Raving Brands, the plaintiffs said, did not possess a comprehensive franchise business plan as it shopped Doc Green’s to potential operators and polished its one corporate-owned location to appear successful to would-be franchisees.

A Lesson Learned:
“Prospective purchasers of all franchise systems are entitled to expect that the franchisor will indeed at least ‘meet the basics’ as a franchisor, including having previously tested, and having a reasonable plan to implement and appropriately publicize an effective, uniform system for delivering goods or services to the consuming public. If the purchasers of the franchise opportunity believe they have not received that, legal challenges and other stressors within the system are indeed likely.”
J. Michael Dady
The Green Burrito Case:
Kickbacks and Competition

In December 1998, three Green Burrito franchisees sued the Santa Barbara Restaurant Group (SBRG), accusing the multichain operator of taking more than $1 million a year in cost-inflating kickbacks from vendors, as well as creating unfair competition as a result of recipe shortcuts made to accommodate cobranded units with Carl’s Jr.

A resolution came in May 2000, when the SBRG was forced to pay more than $1.2 million in loans to existing franchised restaurants to finance a new image, menu, and name change. In addition, the SBRG agreed to restructure its Green Burrito division leadership, which included the executive hiring of a former franchisee litigant.

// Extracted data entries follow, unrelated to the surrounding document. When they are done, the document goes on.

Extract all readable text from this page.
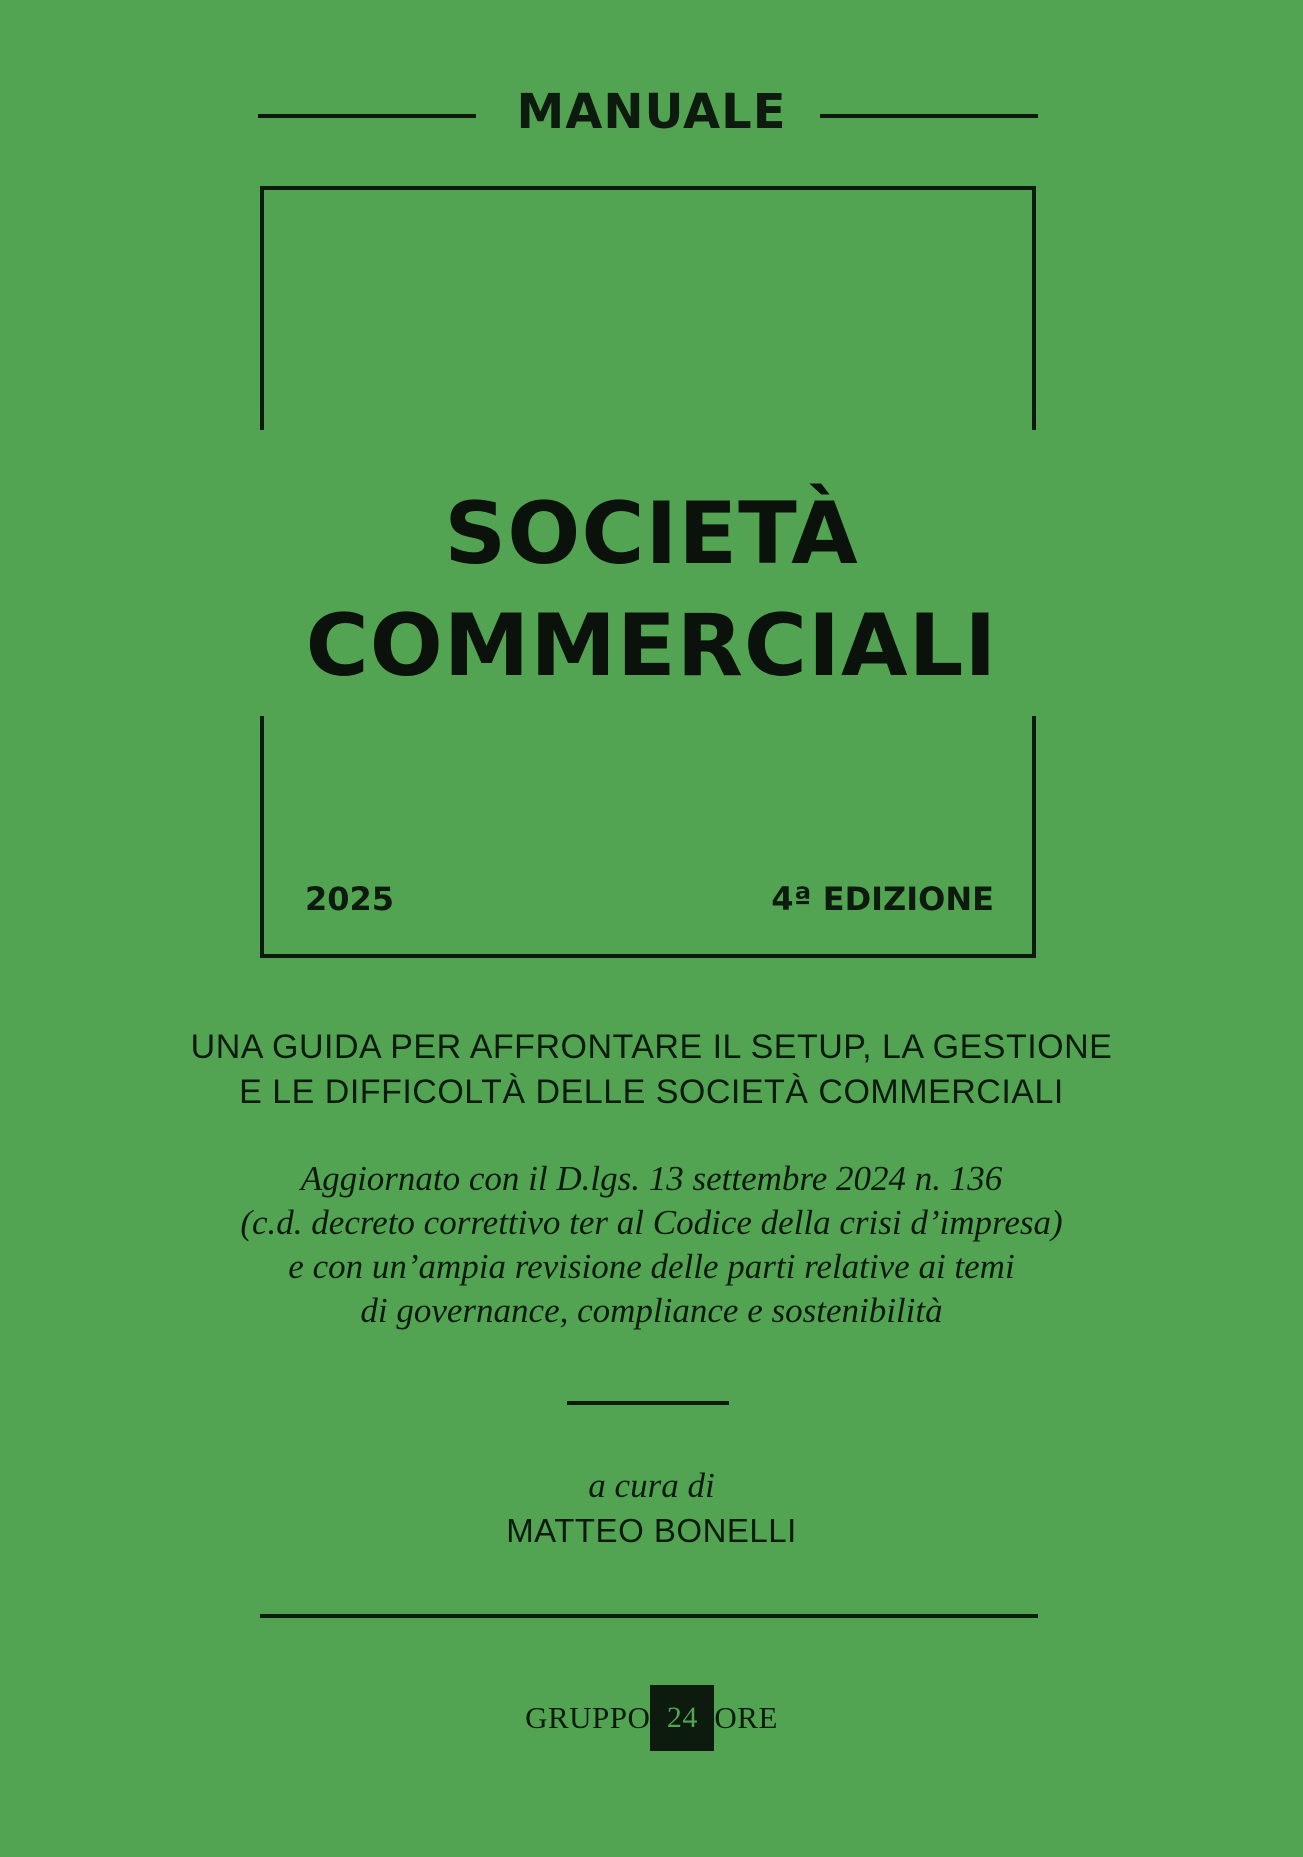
MANUALE
SOCIETÀ
COMMERCIALI
2025	4ª EDIZIONE
UNA GUIDA PER AFFRONTARE IL SETUP, LA GESTIONE
E LE DIFFICOLTÀ DELLE SOCIETÀ COMMERCIALI
Aggiornato con il D.lgs. 13 settembre 2024 n. 136
(c.d. decreto correttivo ter al Codice della crisi d’impresa)
e con un’ampia revisione delle parti relative ai temi
di governance, compliance e sostenibilità
a cura di
MATTEO BONELLI
GRUPPO 24 ORE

Following the case’s conclusion, one SBRG executive said that food preparation and other operational aspects at cobranded locations differed from Green Burrito’s stand-alone units. The acknowledgment offered credence to the plaintiff’s claims that the divergent guidelines posed a threat to Green Burrito’s overall health and potential profitability.

A Lesson Learned:
“Prospective franchisees should inquire, before deciding whether to become a franchisee in a particular system, whether their prospective franchisor will commit to not take money from vendors based on their required purchases and whether the franchisor will in addition commit, in writing, to work with its franchisees to get the best possible pricing for the goods and services they are required to purchase. Absent those two assurances, prospective franchisees should consider looking elsewhere for opportunities with franchisors who will provide these two assurances.”